Il rapimento di Rossella Urru, cooperante del Cisp, e degli altri due volontari spagnoli (Ainoha Fernandez de Rincon ed Enric Gonyalons) segna drammaticamente il ritorno sulla scena del cosiddetto Aqmi, ovvero Al Qaeda nel Maghreb islamico, il gruppo terroristico nato nel 2007 proprio per saldare le attività dei gruppi estremisti salafiti dell’Algeria con quelle dell’organizzazione di Osama Bin Laden.
Il sequestro di persona, insieme con il narcotraffico e il traffico di armi, è da sempre il più tradizionale metodo di autofinanziamento del gruppo. Sono ormai decine gli europei e gli americani sequestrati dall’Aqmi e quasi sempre rilasciati illesi. Nel 2008, il sequestro di due turisti austriaci fruttò alle case dei terroristi la bellezze di 6 milioni di euro.
Tutto questo è un piccolo motivo di ottimismo nella vicenda drammatica della cooperante italiana. Anche perché l’Aqmi, nel suo versante più politico, si è in passato mostrato capace di azioni pesantissime (attentati suicidi, sparatorie, omicidi mirati, assassini con bombe piazzate lungo le strade, assalti a caserme dell’esercito algerino, attacchi alle ambasciate), per di più portate a termine su un territorio vastissimo: ha colpito in Tunisia, Algeria, Mauritania, Mali, Niger.
Il 2010, però, è stato per le potenziali vittime dell’Aqmi un anno di relativa quiete. Gli attentati sono calati in numero e in efficacia. I militanti, che nel 2007 si riteneva fossero circa 30 mila, sono stati ridotti a un migliaio dalle operazioni dell’esercito algerino e dalle indagini condotte nell’area dalle polizie di Francia e Italia. La prospettiva di subire attentati anche in Europa, per mano di frange radicali della folta comunità algerina o tunisina all’estero, è stata via via ridimensionata dagli esperti dell’antiterrorismo fino a essere praticamente esclusa.

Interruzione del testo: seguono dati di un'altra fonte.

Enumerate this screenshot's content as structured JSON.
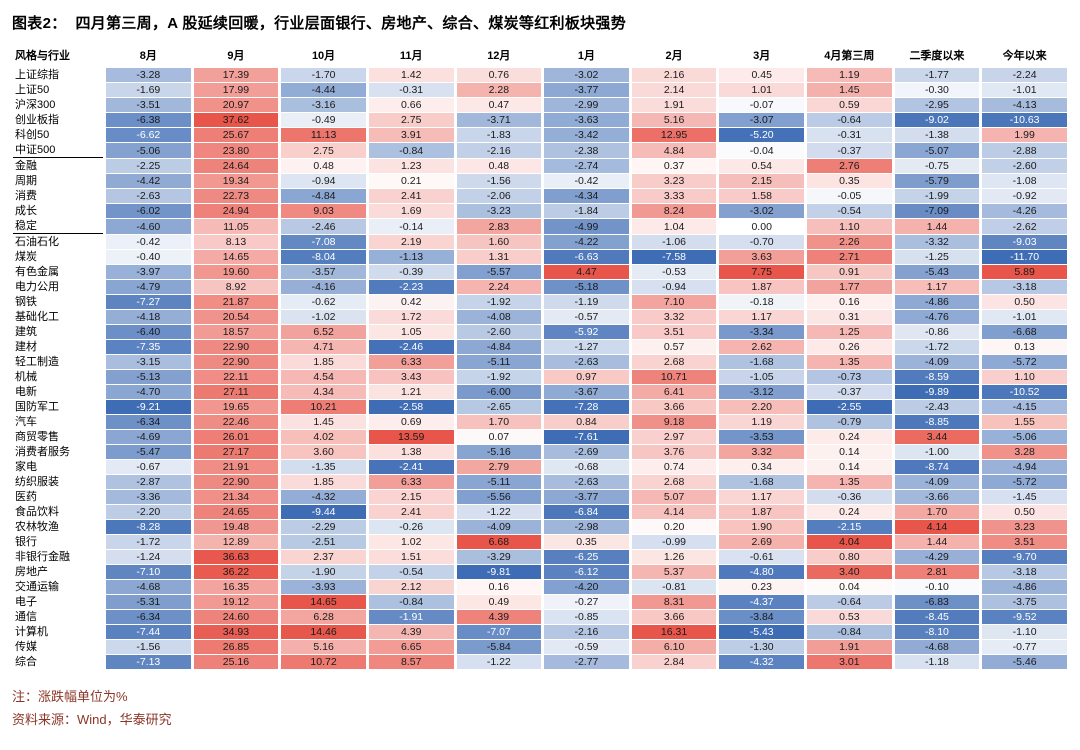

In poche parole, l’Aqmi sembra in ritirata anche nel Maghreb. Anzi, soprattutto nel Maghreb. Nel Nord dell’Algeria centinaia di militanti e simpatizzanti dell’Aqmi sono finiti in prigione o sono stati individuati e neutralizzati. Il che ha spinto i leader dell’organizzazione a trasferire sempre più a Sud le basi principali e le reti operative. Il che allontana una minaccia dal Mediterraneo ma ne fa balenare un’altra, altrettanto inquietante, proprio nel cuore dell’Africa: la possibile alleanza dell’Aqmi con i movimenti radicali islamici attivi in Nigeria, con obiettivo le rivendicazioni della corposissima (40% della popolazione totale) minoranza cristiana del Paese. La convivenza tra musulmani e cristiani, nel Paese, poggia da sempre su un equilibrio molto precario. La Nigeria, inoltre, è il primo produttore di petrolio dell’Africa e il sesto esportatore mondiale. Ha dunque un ruolo strategico sul mercato globale dell’energia, che però non si trasforma in un maggiore benessere per la popolazione, che vive per lo più in povertà. Potrebbe non essere troppo difficile, dunque, soprattutto per un’organizzazione che ha ormai alle spalle un ventennio di azioni terroristiche e di propaganda, produrre scintille potenzialmente micidiali per una simile situazione.